Authentication Services Roadmap

Where is CITES headed with authentication services?

The CITES authentication roadmap describes CITES plans to reduce the number of CITES passwords to a single strong password model. The points in the roadmap are explained in the following whitepapers:

• Reduction of Passwords Whitepaper (Draft)
• Higher Levels of Assurance Whitepaper (under development)
• Federated Authentication Whitepaper (under development)

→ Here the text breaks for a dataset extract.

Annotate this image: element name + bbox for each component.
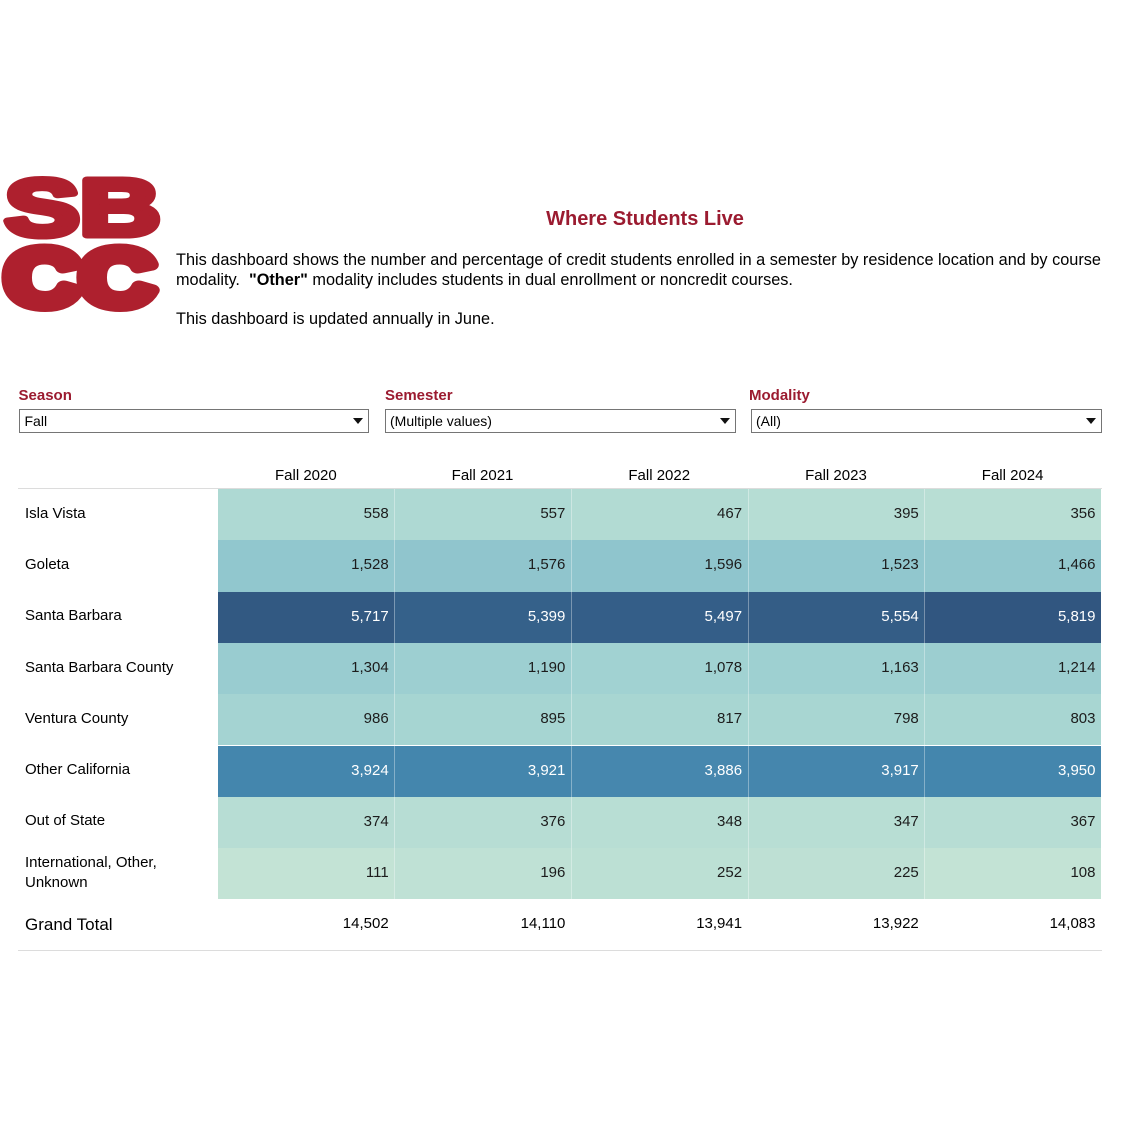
svg-text:SB: SB [5, 168, 161, 252]
svg-text:CC: CC [5, 233, 155, 318]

CITES welcomes input on our roadmaps. Please visit the Roadmap Feedback Form if you would like to send us your comments on the authentication roadmap.

What does this mean?

Users

The user will have a single password to log in to CITES services, which will reduce frustration from having to remember and manage separate passwords. Additionally, CITES will work to reduce the number of times users must enter their password in a single session at the same computer. Because the single password would allow access to essential services and sensitive information, the user will need to be diligent in protecting it.

Departmental IT Support

With one password to remember, the users supported by the departmental IT staff will experience fewer difficulties logging in to CITES services. Password resets due to forgotten passwords will also decrease. Departmental and college IT support staff should see a corresponding drop in their support burden for password-related issues. More complex problems might also become less time-consuming when IT support staff no longer have to refer users to CITES to reset a password before proceeding with troubleshooting.

College and Departmental Services

Diminished support needs for a single CITES password might make CITES authentication services more attractive to college and departmental application developers. Note: We look forward to working with college and departmental IT staff to explore the ramifications for their units.

How do we start?

The following describes how CITES will take the first steps towards a single strong password model (assuming adequate funding and resources):

Consolidation of passwords: Currently, all passwords needed for CITES services can be set at the Password Home Page, with the exception of the Active Directory (AD) password used for CITES NetFiles and the Campus AD Windows system. CITES plans to incorporate the AD password reset application into the Password Home Page, which will make the page the single source for password resets. This change will move CITES closer to the ability to synchronize all its passwords so that to the users' perception they are setting and using a single password for CITES services.

Prior-Authentication: Many departments use Bluestem to authenticate users to web applications. CITES plans to develop a Bluestem capability that recognizes if a user is already logged in to another Bluestem-protected application and accepts that as authorization instead of prompting for a login and password again. Consequently, prior-authentication will reduce the number of times a user must log in to Bluestem during a single session at a computer. Departments and colleges would have the option of accepting prior-authentications on their Bluestem applications and could set a limit to the length of time a login would be valid.

Simplification of Password Resets: The convenience of a single password comes with a caveat: a forgotten password will mean more services the user will be unable to access including critical applications that the user needs for day-to-day activities, so users must be able to reset their password with a minimum of time and difficulty. A project is already underway in CITES to develop an application that will allow users to reset their NetID password without the need to contact the CITES Help Desk for assistance. Referred to as the Self-Service Password Reset Tool, this project is relevant to the Authentication Project because it helps CITES move in the direction of a single password model where users could quickly reset their password without a dependency on CITES or other departmental support staff.

Campus- and University-Level Password Consolidation: A tentative plan to synchronize the campus-level and university-level strong password is under discussion by the Common Architectural Vision and Roadmap Committee (CAV), which includes representatives from each campus and university administration.